PyTorch 是 PyTorch 在 Python 上的衍生. 因为 PyTorch 是一个使用 PyTorch 语言的神经网络库, Torch 很好用, 但是 Lua 又不是特别流行, 所有开发团队将 Lua 的 Torch 移植到了更流行的语言 Python 上.
比较耳熟能详的是,kaiming he 何恺明- FAIR 有些开源的工作用的是 PyTorch,cs231n 的教程是 PyTorch!
安装的方法如下:
进官网 https://pytorch.org/ ,选择你要下载的版本,选择完成后根据系统提示的 command 安装:
更多历史版本可以参考
https://pytorch.org/get-started/previous-versions/#linux-and-windows-30
eg:pip install torch torchvision
- torch 是主模块, 用来搭建神经网络的,
- torchvision 是辅模块, 有数据库, 还有一些已经训练好的神经网络等着你直接用, 比如 (VGG, AlexNet, ResNet).
安装成功会提示如下信息!
查看下版本
pytorch 和 torchvision 要对应上,否者日后某些功能会报错,下面链接可以查看对应关系
https://github.com/pytorch/vision
2 Tensor or Numpy
2.1 Tensor 定义和基本属性
Tensor 的属性
torch.tensor(data, dtype=None, device=None, requires_grad=False, pin_memory=False)
-
data: 数据,可以是list,numpy的ndarray
-
dtype: 数据类型,默认与data的类型一致
-
device: 所在设备,gpu/cpu
-
requires_grad: 是否需要梯度,因为神经网络结构经常会要求梯度
-
pin_memory: 是否存于锁页内存
参考 从零开始深度学习Pytorch笔记(2)——张量的创建(上)
参考 torch之DataLoader参数pin_memory解析
阻塞和非阻塞通常用来形容多线程间的相互影响。比如一个线程占用临界区资源,那么其它所有需要这个资源的线程就必须在这个临界区中进行等待,等待会导致线程挂起。这种情况就是阻塞。此时,如果占用资源的线程一直不愿意释放资源,那么其它所有阻塞在这个临界区上的线程都不能工作。
非阻塞允许多个线程同时进入临界区
torch.cuda(non_blocking = True)
来自 阻塞(Blocking)和非阻塞(Non-Blocking)
tensor = torch.randn(3,4,5)
print(tensor.type()) # 数据类型
print(tensor.size()) # 张量的shape,是个元组
print(tensor.dim()) # 维度的数量
mean, add, sin
# abs
data = [-1,-2,1,2]
tensor = torch.FloatTensor(data)
print('abs numpy:\n',np.abs(data))
print('abs torch:\n',torch.abs(tensor),'\n')
# mean
print('mean numpy:\n',np.mean(data))
print('mean torch:\n',torch.mean(tensor),'\n')
# sin
print('sin numpy:\n',np.sin(data))
print('sin torch:\n',torch.sin(tensor),'\n')
output
abs numpy:
[1 2 1 2]
abs torch:
tensor([1., 2., 1., 2.])
mean numpy:
0.0
mean torch:
tensor(0.)
sin numpy:
[-0.84147098 -0.90929743 0.84147098 0.90929743]
sin torch:
tensor([-0.8415, -0.9093, 0.8415, 0.9093])
matrix multiply
data = np.array([[1,2],[3,4]])
tensor = torch.from_numpy(data)
print('matrix multiply numpy:\n',np.matmul(data,data),'\n')

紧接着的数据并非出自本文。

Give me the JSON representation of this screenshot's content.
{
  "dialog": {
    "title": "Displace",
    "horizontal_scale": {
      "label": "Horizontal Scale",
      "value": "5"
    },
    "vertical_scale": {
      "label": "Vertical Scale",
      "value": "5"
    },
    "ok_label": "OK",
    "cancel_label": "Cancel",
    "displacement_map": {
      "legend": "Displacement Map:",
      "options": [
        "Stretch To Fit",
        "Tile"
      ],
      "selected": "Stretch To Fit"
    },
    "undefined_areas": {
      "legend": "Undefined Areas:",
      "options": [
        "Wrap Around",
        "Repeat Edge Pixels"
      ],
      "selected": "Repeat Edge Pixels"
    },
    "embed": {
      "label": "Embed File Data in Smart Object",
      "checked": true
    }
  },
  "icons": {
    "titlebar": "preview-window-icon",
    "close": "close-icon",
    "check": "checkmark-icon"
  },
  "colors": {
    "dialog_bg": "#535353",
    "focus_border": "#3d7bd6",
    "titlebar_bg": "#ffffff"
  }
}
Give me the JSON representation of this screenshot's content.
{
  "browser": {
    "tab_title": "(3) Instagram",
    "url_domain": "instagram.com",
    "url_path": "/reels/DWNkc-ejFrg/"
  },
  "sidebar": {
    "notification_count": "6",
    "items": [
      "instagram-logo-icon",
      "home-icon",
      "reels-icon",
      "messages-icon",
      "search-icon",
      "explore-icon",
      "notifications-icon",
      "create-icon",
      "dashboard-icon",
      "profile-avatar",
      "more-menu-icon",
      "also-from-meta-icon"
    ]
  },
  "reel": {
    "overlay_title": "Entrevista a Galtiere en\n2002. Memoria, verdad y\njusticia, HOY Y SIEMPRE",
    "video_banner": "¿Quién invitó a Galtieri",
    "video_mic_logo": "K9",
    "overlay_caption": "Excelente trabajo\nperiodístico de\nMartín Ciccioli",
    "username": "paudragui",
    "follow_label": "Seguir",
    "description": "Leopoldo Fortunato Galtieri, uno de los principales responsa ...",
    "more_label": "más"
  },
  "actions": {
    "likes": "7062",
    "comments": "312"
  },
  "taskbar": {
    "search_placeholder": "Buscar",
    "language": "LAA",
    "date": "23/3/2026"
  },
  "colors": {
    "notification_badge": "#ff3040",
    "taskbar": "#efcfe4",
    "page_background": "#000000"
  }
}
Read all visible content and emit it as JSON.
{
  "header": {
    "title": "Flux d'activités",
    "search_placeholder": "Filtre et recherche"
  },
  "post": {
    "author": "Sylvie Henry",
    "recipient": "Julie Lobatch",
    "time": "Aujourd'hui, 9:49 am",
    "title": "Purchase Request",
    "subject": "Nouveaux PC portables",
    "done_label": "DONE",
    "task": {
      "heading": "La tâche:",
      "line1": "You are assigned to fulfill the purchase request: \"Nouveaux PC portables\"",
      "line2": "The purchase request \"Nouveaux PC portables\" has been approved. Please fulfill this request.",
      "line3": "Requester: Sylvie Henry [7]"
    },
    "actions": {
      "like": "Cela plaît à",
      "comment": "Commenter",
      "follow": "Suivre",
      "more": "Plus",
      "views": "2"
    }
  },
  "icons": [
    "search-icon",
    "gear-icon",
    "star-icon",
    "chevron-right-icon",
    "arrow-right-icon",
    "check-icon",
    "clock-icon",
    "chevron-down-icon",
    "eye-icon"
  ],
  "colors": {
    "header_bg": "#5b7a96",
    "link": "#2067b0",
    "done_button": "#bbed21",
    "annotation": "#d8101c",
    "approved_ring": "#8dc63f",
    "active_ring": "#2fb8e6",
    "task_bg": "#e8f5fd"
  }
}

print('matrix multiply torch:\n',torch.mm(tensor,tensor),'\n')
print('element-wise multiply torch:\n',torch.mul(tensor,tensor),'\n')
tensor1 = torch.from_numpy(data.flatten())
print('dot numpy:\n',data.dot(data),'\n')
print('dot torch:\n',tensor1.dot(tensor1))
# if no flatten()
# RuntimeError: dot: Expected 1-D argument self, but got 2-D
output
matrix multiply numpy:
[[ 7 10]
[15 22]]
matrix multiply torch:
tensor([[ 7, 10],
[15, 22]])
element-wise multiply torch:
tensor([[ 1, 4],
[ 9, 16]])
dot numpy:
[[ 7 10]
[15 22]]
dot torch:
tensor(30)
# Matrix multiplcation: (m*n) * (n*p) * -> (m*p).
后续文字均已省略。